There are three indicator lights on the front: Power, Wi-Fi, and 4G. In case you ever forget what any of the colors mean, there is a handy guide printed on the back of the Photon. The power light, for instance, is solid green when the battery is close to full, changing to amber and finally red as it starts to drain.
The setup process couldn’t be easier. Also printed on the back of the device is your default SSID and password. You turn on the Photon 4G by holding the power button, give it a minute to start up, and then connect to it with your smartphone, tablet, laptop or whatever other WiFi-enabled device the way you would connect to any access point. Assuming you have 4G signal, you are now connected to the web.
The Mobile Admin Page
The Photon 4G acts more or less like a regular router, so after connecting to it, you can use your mobile browser and enter 192.168.1.1 to get to the mobile admin page.
This is significantly stripped down from what you’d get from your wireless router at home, but you do have access to all the basics that you need. This includes monitoring the battery level and 4G signal, as well as easily changing the SSID and password (which you’ll probably want to do). Curiously, you cannot access your FreedomPop account from here to see how much data you have consumed. This can become troubling if you’re getting close to your quota and run the risk of overage fees.
Coverage and Speed Tests
So, how does this perform in the real world? It’s a bit of a mixed bag. I had previously borrowed my friend’s T-Mobile 4G hotspot and I had coverage just about everywhere I went. Speeds were generally very good too. FreedomPop is a little different.

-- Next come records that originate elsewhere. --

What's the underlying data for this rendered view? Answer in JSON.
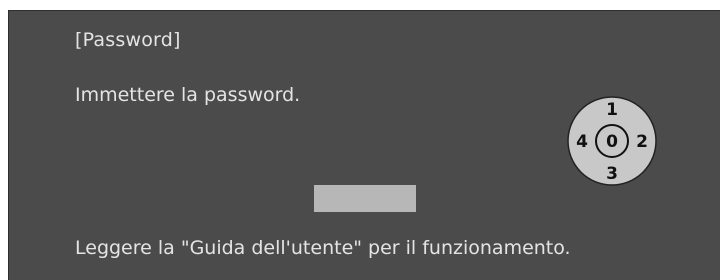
{
  "dialog": {
    "title": "[Password]",
    "prompt": "Immettere la password.",
    "footer": "Leggere la \"Guida dell'utente\" per il funzionamento."
  },
  "password_field": {
    "value": ""
  },
  "keypad": {
    "icon": "numeric-dial-icon",
    "up": "1",
    "right": "2",
    "down": "3",
    "left": "4",
    "center": "0"
  },
  "colors": {
    "background": "#4b4b4b",
    "text": "#e4e4e4",
    "field": "#b7b7b7",
    "dial_fill": "#c8c8c8",
    "dial_ink": "#111111"
  }
}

My testing took me from Bellingham to the edge of Seattle in Washington state. I did not have any 4G signal between the US-Canada border and Bellingham, but I did pick up a signal when I got into town. It was mostly fine when I was outdoors or near a window, but the signal did begin to fade out when I got into the mall and it fell out entirely when I got into the concrete behemoth known as Costco.

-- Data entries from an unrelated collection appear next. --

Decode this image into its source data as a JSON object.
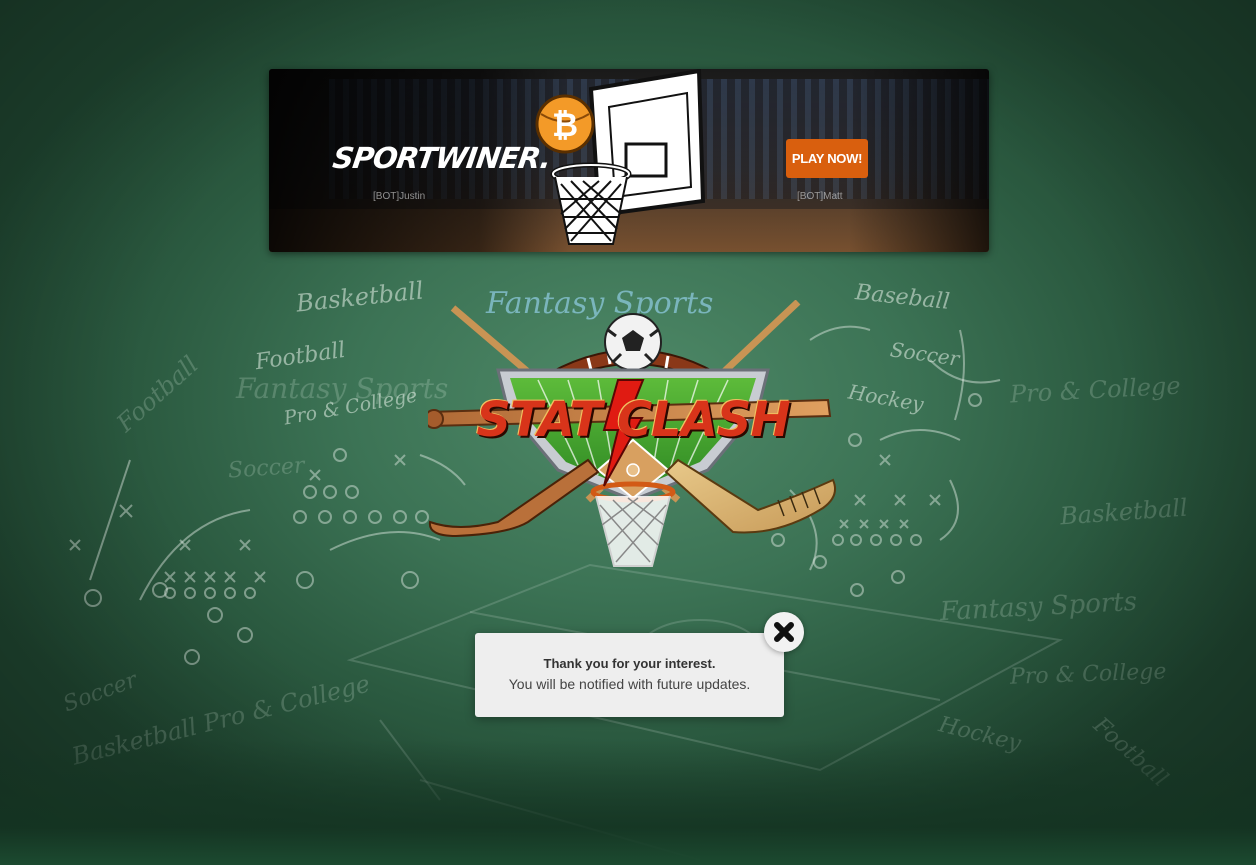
{
  "banner": {
    "brand": "SPORTWINER.",
    "cta": "PLAY NOW!",
    "player_left": "[BOT]Justin",
    "player_right": "[BOT]Matt"
  },
  "chalkboard": {
    "words": [
      "Basketball",
      "Fantasy Sports",
      "Baseball",
      "Football",
      "Soccer",
      "Fantasy Sports",
      "Pro & College",
      "Football",
      "Pro & College",
      "Hockey",
      "Soccer",
      "Basketball",
      "Fantasy Sports",
      "Pro & College",
      "Soccer",
      "Basketball Pro & College",
      "Hockey",
      "Football"
    ]
  },
  "logo": {
    "title": "STAT CLASH"
  },
  "notification": {
    "title": "Thank you for your interest.",
    "message": "You will be notified with future updates."
  },
  "colors": {
    "chalkboard_green": "#3c7355",
    "cta_orange": "#d95f0e",
    "title_red": "#d8341a",
    "toast_bg": "#eeeeee"
  }
}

The speed test on the left was performed inside a store in a strip mall in Bellingham. It’s not exactly blazing, but if all you need is some mobile access to e-mail and Facebook, almost 3Mbps is more than adequate. The signal dropped out again as I hit the Interstate, coming back periodically but mostly falling out. It wasn’t until I got to Lynnwood (about 15 minutes north of Seattle) that I got a solid signal again. It was here that I performed the speed test on the right, which is much better at over 6Mbps down and with about half the ping time at 79ms.

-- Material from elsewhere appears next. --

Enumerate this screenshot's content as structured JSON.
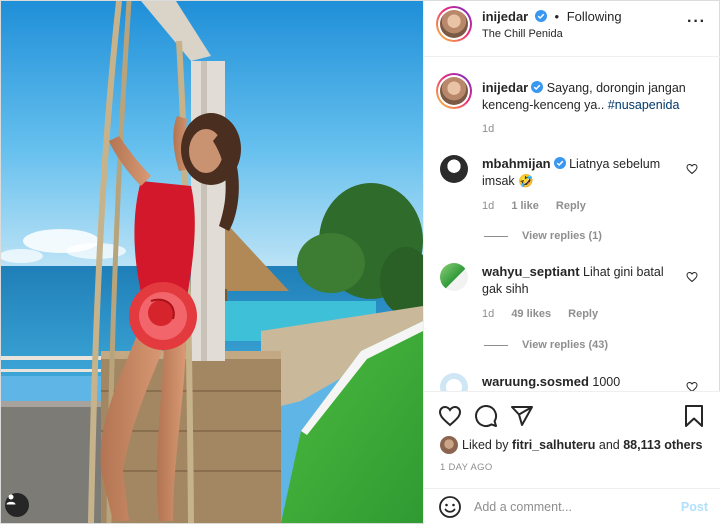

I can’t say for certain what the coverage and the speed will be like in your area, but based on my experience, the CLEAR WiMAX network is really only useful when you’re in bigger cities and it’s barely usable in smaller towns. It also has a hard time penetrating dense foliage or buildings and this is likely due the 2500MHz band that it utilizes. It’s good to have some free Internet, but it’s not nearly as reliable as what I was able to get with T-Mobile or AT&T.
Given the price, I suppose I can’t really complain. All I had to do was put down the $100 security deposit and I had a “free” 4G mobile hotspot in my hands. When I was able to get a solid WiMAX signal, the resulting speeds are perfectly adequate for casual use, but it’s getting that solid signal that is such a challenge. I imagine performance with the USB dongle or the iPod touch sleeve would be much the same.
Battery life was pretty close to the claimed six hours, though I wasn’t actively using the connection the whole time. Of course, the Photon was constantly hunting for a 4G signal too. Build quality is good–it has this nice soft finish–and it really couldn’t be any easier to use. I think that FreedomPop is really onto something here, but it just won’t do with the CLEAR WiMAX network. I look forward to what Sprint’s LTE network can bring, but until then, I would not recommend relying on the FreedomPop 4G as your primary mobile Internet service.